February 2003
Volume 27 No. 2

Hi-tech ID wristbands boost safety, efficiency

New policy details procedure for missing patients

New Cellular Therapeutics Lab boosts SHC's bone marrow transplant capacity

Emergency Medicine faculty promotes specialty halfway around the globe

Revised policies mean cell phones, laptops can be used in some areas

Physicians can take simple steps to improve patient safety



Hi-tech ID wristbands boost safety, efficiency

A new bar-coded ID wristband that automatically links clinical data with patients' medical record numbers is boosting patient safety and health-care efficiency at Stanford Hospital. Based on the promising results the hospital has seen after a few months of use, Lucile Packard Children's Hospital is gearing up to use it as well.

With the technology, patients admitted to the hospital receive wristbands that contain their medical record number in bar-code form. The bar code is read electronically by diagnostic devices such as glucometers, which allows the test results to be automatically linked back to the patient. When the patient's wristband is scanned, the data is downloaded to the hospital's clinical laboratory where it is joined to other test results in the patient's record. By automating this process, the wristband eliminates errors that occur when medical record numbers are entered by hand.

The effort began in December 2001 when new glucose meters with bar-code readers were installed at the hospital. The patient ID error rates were high at first because the medical record numbers were still being input manually. Lab staff were spending up to two hours a day correcting mistakes, while nurses were spending up to five hours a week fixing problems, said Connie Taylor, patient care policy and procedures coordinator at Stanford Hospital.

"It's a human error thing," Taylor said. "When people are working fast, it's like typing with no auto-correct. It's very difficult. We had to fix the system first."

That fix involved automating how medical record numbers were entered into the test devices, giving rise to the ID bracelets. The project involved not only the clinical laboratory but also nursing, patient admitting services, medical records, IT and materials management.

As of Oct. 1, 2002, the bar-coded wristbands are being used for all patients in the hospital's inpatient nursing units, the emergency department, the Ambulatory Surgery Center, the Ambulatory Treatment Unit and the Cath/Angio Lab.

Nursing staff were trained to use handheld glucose meters with a bar-code scanner and download the data at a docking station, which then transmits the data to the clinical laboratory. The new system has virtually eliminated the transposition errors that occurred when staff entered the medical record numbers manually.

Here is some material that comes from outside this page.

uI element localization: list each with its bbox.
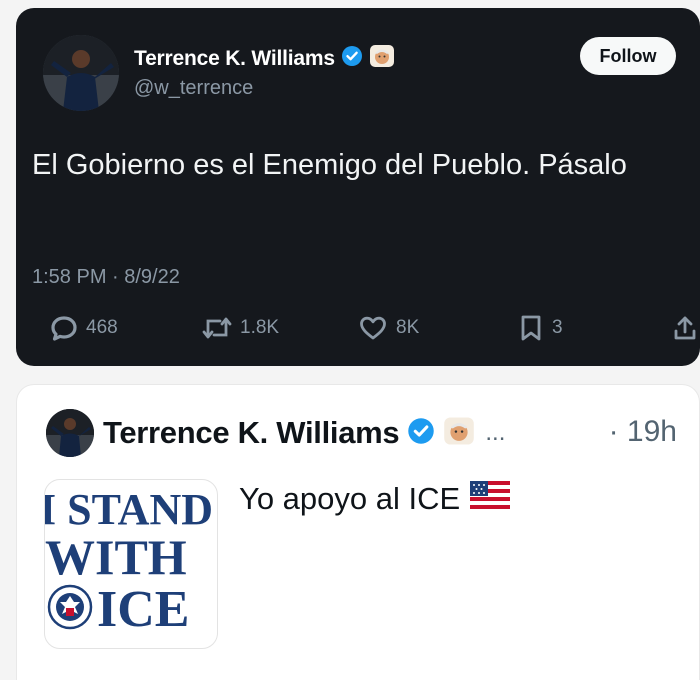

"It was a pretty exciting project. The nurses embraced it because they saw real benefit from it," said Taylor. "It made their jobs easier because it's a lot less work to scan a bar code than to enter information manually." The changeover to the bar-code system, she said, "has been perceived as very positive."

Sandra Trotter, quality manager for the clinical laboratories at SHC and Packard Children's Hospital, said the wristbands also work with a portable device called the i-Stat 1, which analyzes various blood-chemistry tests.

Before the i-Stat 1, when a physician ordered a potassium test, for example, it took 30 to 45 minutes to get the result. With the new bar-code-compatible device, Trotter said, the result comes back in just two minutes. That, in turn, allows physicians to quickly decide whether to send a patient to the ICU or to surgery.

While bar-coding technology has long been used by the retail sector, hospitals have begun applying it only in the last few years, and Stanford is one of the few hospitals using bar-code technology for patient identification. Charles Dibble, assistant director of patient admitting services, sees tremendous potential for the technology as more departments purchase equipment with bar-code reading capabilities. "Right now we're using it in the lab," he said. "In the future, it could be used by pharmacy, radiology, EKG or transfusion. The possibilities are almost endless."